ASEAN plans to build back cleaner after COVID-19 by investing in sustainable transport, clean energy, and low-carbon agriculture.
The coronavirus disease (COVID-19) pandemic has claimed more than two million lives and laid siege to economies across the world. Yet the crisis also offers opportunities of building back better through recovery measures that promote greater resilience, inclusiveness and sustainability.
In Southeast Asia, the Association of Southeast Asian Nations (ASEAN) adopted a post-pandemic economic recovery framework that aims to “build back cleaner” as one of its objectives. This means promoting green growth measures, such as investing in infrastructure that support energy efficiency and decarbonization and create more jobs.
Renewable energy projects alone can add $25 billion to the annual gross domestic product (GDP) and generate 1.7 million jobs by 2030 in Southeast Asia. These estimates by Sustainable Energy for All (SEforALL) is based on the ASEAN target of investing $27 billion a year to achieve a 23% share for renewables in the energy mix by 2025.
Aside from clean energy, the Asian Development Bank (ADB) says investing in environmentally sustainable development in agriculture, oceans, urban and transport, and waste management could create 30 million jobs in Southeast Asia by 2030.
Under the ASEAN Catalytic Green Finance Facility (ACGF), the Green Recovery Program was recently put in place to support such investments as part of COVID-19 recovery measures by using innovative green finance instruments and approaches.
Low-carbon projects
Launched in April 2019, ACGF mobilizes investments in green infrastructure that promotes clean energy, sustainable urban transport, water supply and sanitation, waste management, and climate-resilient agriculture. It is an initiative of the ASEAN Infrastructure Fund, a regional financing vehicle created by ASEAN member states and ADB. ACGF has attracted more than $1.4 billion in cofinancing commitments.
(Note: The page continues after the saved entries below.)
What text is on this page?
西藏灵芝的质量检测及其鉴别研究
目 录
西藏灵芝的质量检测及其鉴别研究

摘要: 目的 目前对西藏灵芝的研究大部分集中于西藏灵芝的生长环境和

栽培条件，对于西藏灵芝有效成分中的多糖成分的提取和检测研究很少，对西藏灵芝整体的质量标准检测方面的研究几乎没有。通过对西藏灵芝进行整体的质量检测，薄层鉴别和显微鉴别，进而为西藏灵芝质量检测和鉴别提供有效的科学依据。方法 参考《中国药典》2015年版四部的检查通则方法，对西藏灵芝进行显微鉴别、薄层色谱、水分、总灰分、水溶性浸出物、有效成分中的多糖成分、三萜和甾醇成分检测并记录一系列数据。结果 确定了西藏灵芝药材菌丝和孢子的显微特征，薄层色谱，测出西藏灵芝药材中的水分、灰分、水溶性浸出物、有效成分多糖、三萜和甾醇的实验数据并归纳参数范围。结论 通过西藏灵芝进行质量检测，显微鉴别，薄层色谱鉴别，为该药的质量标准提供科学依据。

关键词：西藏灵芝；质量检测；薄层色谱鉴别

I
The Green Recovery Program will support 20 green infrastructure projects in ASEAN member-countries worth more than $4 billion. In 30 years, these projects are expected to reduce carbon dioxide emissions by 119 million tons and create 340,000 green jobs in key sectors, such as sustainable transport, renewable energy and energy efficiency systems, as well as low-carbon agriculture and natural resources.
“The ACGF Green Recovery Program is designed to kickstart a cycle of low-emissions investments during the first few years of a COVID-19 recovery,” said ADB Vice-President for Operations 2 Ahmed M. Saeed. “The program will help Southeast Asian countries design green stimulus packages and projects that will create climate-friendly jobs, boost economic growth, and help countries fulfill their pledges under the Paris Agreement to reduce greenhouse gas emissions.”
Aside from the COVID-19 pandemic, the world is also experiencing the impacts of climate change, which threatens to become a larger crisis.
A widening financing gap
The Green Recovery Program will help ASEAN countries bridge a major gap in financing green infrastructure, with the region’s annual investment needs estimated to be $210 billion even before COVID-19. The gap is likely to have widened during the pandemic, as the region’s economy contracted by 4.4% in 2020, according to ADB.
“The program seeks to accelerate the flow of green capital from banks, investors, and capital markets to Southeast Asia by helping de-risk and prepare bankable green infrastructure investments,” said ADB’s ACGF Unit Head Anouj Mehta. “The program will also help countries scale up issuances of green and climate bonds to support sustainable growth in developing Southeast Asia.”
The Green Climate Fund (GCF), a global fund based in the Republic of Korea, has allocated $300 million to support the program. ADB, which manages the ACGF, will prioritize the use of GCF funding under the program for investment projects in Cambodia, Indonesia, the Lao People’s Democratic Republic, and the Philippines.
The Green Recovery Program will be implemented according to the green investment principles and eligibility criteria of ACGF, which include contributing to climate change mitigation or adaption and environmental sustainability.
This story was first published by BIMP-EAGA on 30 March 2021.
BIMP-EAGA
The Brunei Darussalam–Indonesia–Malaysia–Philippines East ASEAN Growth Area, or BIMP-EAGA, is a cooperation initiative established in 1994 to spur development in remote and less developed areas in the four participating Southeast Asian countries.